Von Christian Gampert |
    Wenn man ein wenig die Phantasie spielen lässt, kann man Gebäude wie menschliche Körper betrachten. Das ist insofern gar nicht so abwegig, als viele Gegenwartsarchitekten sich im Grunde als Bildhauer im städtischen Raum verstehen.

    Andererseits nehmen bildende Künstler immer wieder Baumaterialien als Körper-Metapher, um die Verletzlichkeit der menschlichen Seele ins Bild zu bringen: das Schrundige, Geborstene, Rissige oder auch das nach außen Geglättete, zwangsweise in Form gebrachte können als Darstellungen psychischer Zustände gelesen werden.

    Die Ausstellung im Migros-Museum stellt nun eine ganze Reihe solcher architektonischen Körper vor, die Kuratorin Heike Munder schon mal vorsortiert:

    "Für mich gibt's da zwei Richtungen: Das eine ist das Formalistische, das andere ist der Bereich, der aus dem Informellen kommt, der mit dem Kruden, dem Handwerklichen, dem Material, mit dem Haptischen spielt."

    Der Minimalismus wird vor allem von der jungen Schweizerin Emilie Ding vertreten, die den Zuschauer mit ihren glattpolierten Betonstücken aus dem Vorraum in die Ausstellung hineinzieht. Das scheinen Fragmente von Wellenbrechern zu sein, Parkplatzpoller oder Brücken-Elemente mit stählernen Bolzen – aber völlig reduziert auf die Formensprache eines Donald Judd oder John Armleder.

    Die geometrische Reduktion wird dann aufgenommen von dem Schaumstoff-Sarg des Kilian Rüthemann, der innen freilich wie ausgefräst, ausgeschält wirkt und jetzt schon Spuren der Verwesung aufweist, simpler Schimmel wie auf alten Matratzen.

    Die Ausstellung präsentiert fast nur neueste Arbeiten von sehr jungen Künstlern – zusammengehalten von einem schon etwas älteren Großmeister des Monumentalen, von Ulrich Rückriem. Dessen sechs Tonnen schwere Skulptur, aufgeraute, unter Aussparung von winzigen Spalten aneinandergefügte Steinblöcke, wirkt auf den ersten Blick wie eine einzige massive, aber eben auseinander gebrochene Gesteinsmasse mit behauener, griffiger Oberfläche.

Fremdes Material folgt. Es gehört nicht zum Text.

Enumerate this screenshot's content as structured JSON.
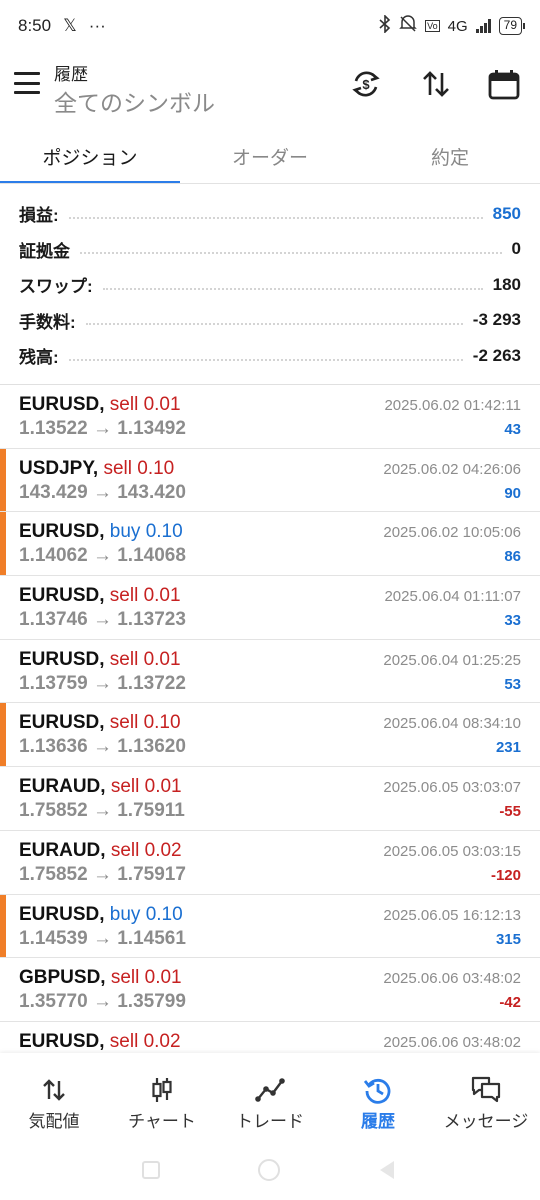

    Dieses Konzept - Kanten, Bruchlinien, Bohrungen, Zersägungen -verkörperlicht auch den Titel der Ausstellung. "Displaced Fracture" heißt medizinisch, dass die beiden Teile eines Bruchs sich gegeneinander verschieben können und wieder in die richtige Position gebracht werden müssen. Der Schmerz wiederum kann an ganz anderer Stelle erscheinen. Etwas geht kaputt und tut weh – das zeigen auch andere Werke der Ausstellung, die die körperliche Arbeit des Künstlers betonen, sagt Heike Munder:

    "Wenn man die letzten 30, 40 Jahre in der Kunstgeschichte anguckt, dann war eigentlich immer das Konzept im Vordergrund und man hat vieles in Bearbeitung gegeben. Dass man sich selber physisch mit der Arbeit ins Verhältnis gesetzt hat, war etwas, das seit den 1950iger Jahren in der Weise nicht mehr diskutiert wurde."

    Im Zentrum der Ausstellung steht eine riesige, kreisförmige Skulptur von Phyllida Barlow, die sich zwar als Postminimalistin versteht, die Oberfläche ihrer Skulptur aber grauweiß bemalt und mit Rohmaterialien aus dem Straßenbau sowie Gaze, Styropor und Gips versieht. Auch der vom Portrait ausgehende Berliner Künstler Klaus Winichner baut eine Art Müll-Altar mit eingegipsten Gardinen, Styroporplatten, Spraydosen und einem Zollstock als Vermessungs-Element; hinten prangt ein Madonnenbild. Oscar Tuazon aus Seattle präsentiert ein zerschlagenes Betonteil wie nach einem Erdbeben und lässt an der Decke Wasser in eine Zeltkonstruktion tropfen. Klara Lidén hängt sich in ihren Videos als Klammeraffe an Laternenpfähle und Stützpfeiler. Und Tacita Dean fängt die Abenddämmerung als Spiegelung auf den Glasfenstern des inzwischen abgerissenen Palasts der Republik ein, die Fensterstreben wirken wie Mondrian-Linien.

    Dass Skulptur und Architektur Metaphern des Körpers und der Verwesung sein können, wird ganz am Ende der Ausstellung noch einmal deutlich. Öffnet man nämlich eine Tür hinter der Installation der Tacita Dean, so gähnt hier ein riesiger, unbenutzter, kalter, fauliger Loft.